The Thomas-Kilmann model identifies five modes (competing, avoiding, accommodating, compromising, and collaborating) mapped across assertiveness and cooperativeness dimensions. Some frameworks condense these into four by grouping related styles. Each mode reflects a different balance between pursuing your own goals and attending to the other party's needs.

What are the 5 C's of conflict?

One common practitioner version presents the 5 C's as: Clear communication, Calmness, Clarification, Collaboration, and Compromise. The framework is used to analyze and approach conflict systematically, working through communication and context before jumping to resolution. Variants exist across sources, so the specific version matters less than using a consistent diagnostic structure.

How do behavioral goals differ from general conflict resolution agreements?

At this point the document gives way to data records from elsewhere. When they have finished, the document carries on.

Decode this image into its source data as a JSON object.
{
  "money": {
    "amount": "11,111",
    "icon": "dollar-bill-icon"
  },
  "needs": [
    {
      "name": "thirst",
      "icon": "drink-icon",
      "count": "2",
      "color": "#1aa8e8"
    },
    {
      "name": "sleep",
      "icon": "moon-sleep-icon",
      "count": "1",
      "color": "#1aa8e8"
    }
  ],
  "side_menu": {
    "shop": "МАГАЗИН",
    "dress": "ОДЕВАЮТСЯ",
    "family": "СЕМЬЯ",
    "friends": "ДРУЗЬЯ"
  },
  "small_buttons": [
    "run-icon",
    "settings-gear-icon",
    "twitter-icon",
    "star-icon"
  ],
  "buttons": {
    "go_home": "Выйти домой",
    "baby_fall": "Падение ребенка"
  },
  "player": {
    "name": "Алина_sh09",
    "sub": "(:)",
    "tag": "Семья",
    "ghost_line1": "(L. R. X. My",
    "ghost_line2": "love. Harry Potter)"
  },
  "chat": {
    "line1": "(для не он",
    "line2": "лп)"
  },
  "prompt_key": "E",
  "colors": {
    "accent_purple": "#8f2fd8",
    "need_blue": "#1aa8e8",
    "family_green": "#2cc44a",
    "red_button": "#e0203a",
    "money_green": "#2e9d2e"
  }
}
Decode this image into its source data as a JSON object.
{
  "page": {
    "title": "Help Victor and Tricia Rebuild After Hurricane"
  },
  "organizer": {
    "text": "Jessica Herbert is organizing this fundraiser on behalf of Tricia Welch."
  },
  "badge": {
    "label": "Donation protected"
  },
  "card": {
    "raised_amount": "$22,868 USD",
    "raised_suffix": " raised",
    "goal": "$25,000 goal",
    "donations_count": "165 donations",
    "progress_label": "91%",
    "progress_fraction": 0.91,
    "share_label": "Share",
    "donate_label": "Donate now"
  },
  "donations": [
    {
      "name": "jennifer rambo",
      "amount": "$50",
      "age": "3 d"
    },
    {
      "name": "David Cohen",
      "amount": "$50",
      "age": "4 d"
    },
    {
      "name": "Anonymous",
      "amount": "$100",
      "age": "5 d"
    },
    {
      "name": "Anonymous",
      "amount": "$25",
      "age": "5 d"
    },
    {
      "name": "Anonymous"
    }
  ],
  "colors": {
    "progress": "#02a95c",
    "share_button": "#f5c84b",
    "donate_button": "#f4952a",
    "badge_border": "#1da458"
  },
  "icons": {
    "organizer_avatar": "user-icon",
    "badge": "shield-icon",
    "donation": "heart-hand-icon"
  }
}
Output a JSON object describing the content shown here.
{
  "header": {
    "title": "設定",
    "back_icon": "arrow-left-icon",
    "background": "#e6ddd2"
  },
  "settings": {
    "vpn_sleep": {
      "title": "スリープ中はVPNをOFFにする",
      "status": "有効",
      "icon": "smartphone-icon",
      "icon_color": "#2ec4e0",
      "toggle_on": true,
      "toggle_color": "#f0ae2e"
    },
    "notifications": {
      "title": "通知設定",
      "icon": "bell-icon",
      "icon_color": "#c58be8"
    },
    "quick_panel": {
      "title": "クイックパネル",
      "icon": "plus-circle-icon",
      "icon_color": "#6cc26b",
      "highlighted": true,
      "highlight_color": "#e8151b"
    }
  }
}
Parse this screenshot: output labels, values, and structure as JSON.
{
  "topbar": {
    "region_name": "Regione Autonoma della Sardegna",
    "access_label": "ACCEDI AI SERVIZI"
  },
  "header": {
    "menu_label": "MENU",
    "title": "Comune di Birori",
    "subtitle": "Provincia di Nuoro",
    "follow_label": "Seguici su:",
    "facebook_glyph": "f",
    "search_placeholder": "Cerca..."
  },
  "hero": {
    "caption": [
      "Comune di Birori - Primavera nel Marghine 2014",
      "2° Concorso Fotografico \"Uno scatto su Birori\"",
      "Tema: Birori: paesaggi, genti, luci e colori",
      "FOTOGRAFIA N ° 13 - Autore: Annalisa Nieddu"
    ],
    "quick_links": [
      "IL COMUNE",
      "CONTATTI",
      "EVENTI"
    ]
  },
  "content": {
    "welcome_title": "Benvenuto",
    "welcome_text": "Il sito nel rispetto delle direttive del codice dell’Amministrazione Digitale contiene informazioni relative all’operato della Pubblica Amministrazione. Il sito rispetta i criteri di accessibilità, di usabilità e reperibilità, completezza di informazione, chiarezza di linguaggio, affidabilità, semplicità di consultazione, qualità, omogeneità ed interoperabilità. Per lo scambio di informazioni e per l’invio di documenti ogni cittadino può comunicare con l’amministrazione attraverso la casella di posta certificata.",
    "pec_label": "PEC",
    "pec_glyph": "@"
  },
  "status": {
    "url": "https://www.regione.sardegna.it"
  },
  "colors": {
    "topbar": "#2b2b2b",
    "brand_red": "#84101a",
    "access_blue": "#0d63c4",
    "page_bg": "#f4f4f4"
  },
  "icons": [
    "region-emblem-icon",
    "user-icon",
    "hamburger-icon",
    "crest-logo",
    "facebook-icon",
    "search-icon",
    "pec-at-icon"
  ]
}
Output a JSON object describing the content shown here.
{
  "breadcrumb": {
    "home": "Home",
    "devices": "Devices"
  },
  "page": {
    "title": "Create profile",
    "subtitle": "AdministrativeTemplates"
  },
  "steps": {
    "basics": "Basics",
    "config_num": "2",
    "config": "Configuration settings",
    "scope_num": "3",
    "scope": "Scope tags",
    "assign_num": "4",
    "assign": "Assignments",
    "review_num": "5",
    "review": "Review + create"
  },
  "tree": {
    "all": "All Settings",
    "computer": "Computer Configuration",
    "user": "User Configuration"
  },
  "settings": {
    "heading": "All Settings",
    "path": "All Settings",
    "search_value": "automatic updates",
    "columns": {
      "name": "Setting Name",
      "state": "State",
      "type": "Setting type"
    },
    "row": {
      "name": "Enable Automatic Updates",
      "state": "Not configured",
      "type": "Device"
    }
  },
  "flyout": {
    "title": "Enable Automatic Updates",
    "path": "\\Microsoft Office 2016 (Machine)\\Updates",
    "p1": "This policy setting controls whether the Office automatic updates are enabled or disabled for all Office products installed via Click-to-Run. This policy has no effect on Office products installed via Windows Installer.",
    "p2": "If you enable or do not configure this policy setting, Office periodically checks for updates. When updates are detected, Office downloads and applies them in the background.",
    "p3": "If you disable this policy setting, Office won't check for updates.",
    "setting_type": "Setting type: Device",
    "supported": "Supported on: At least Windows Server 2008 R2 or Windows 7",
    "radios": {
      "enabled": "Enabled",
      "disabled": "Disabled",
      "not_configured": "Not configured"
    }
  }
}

Behavioral goals are specific, observable, and measurable: they define exactly what each person will do differently in named situations. General agreements tend to be attitude-based ("we'll communicate better") and open to interpretation. When both parties can observe whether a goal was met without needing to agree on interpretation, the goal is behavioral.

How can managers reinforce behavioral goals after a conflict resolution conversation?

Schedule follow-up check-ins at two and four weeks, and acknowledge new behaviors in the moment rather than offering delayed or generic praise. The first few weeks after a resolution conversation are a critical window: consistent reinforcement while the behavioral pattern is still forming significantly increases the likelihood it holds.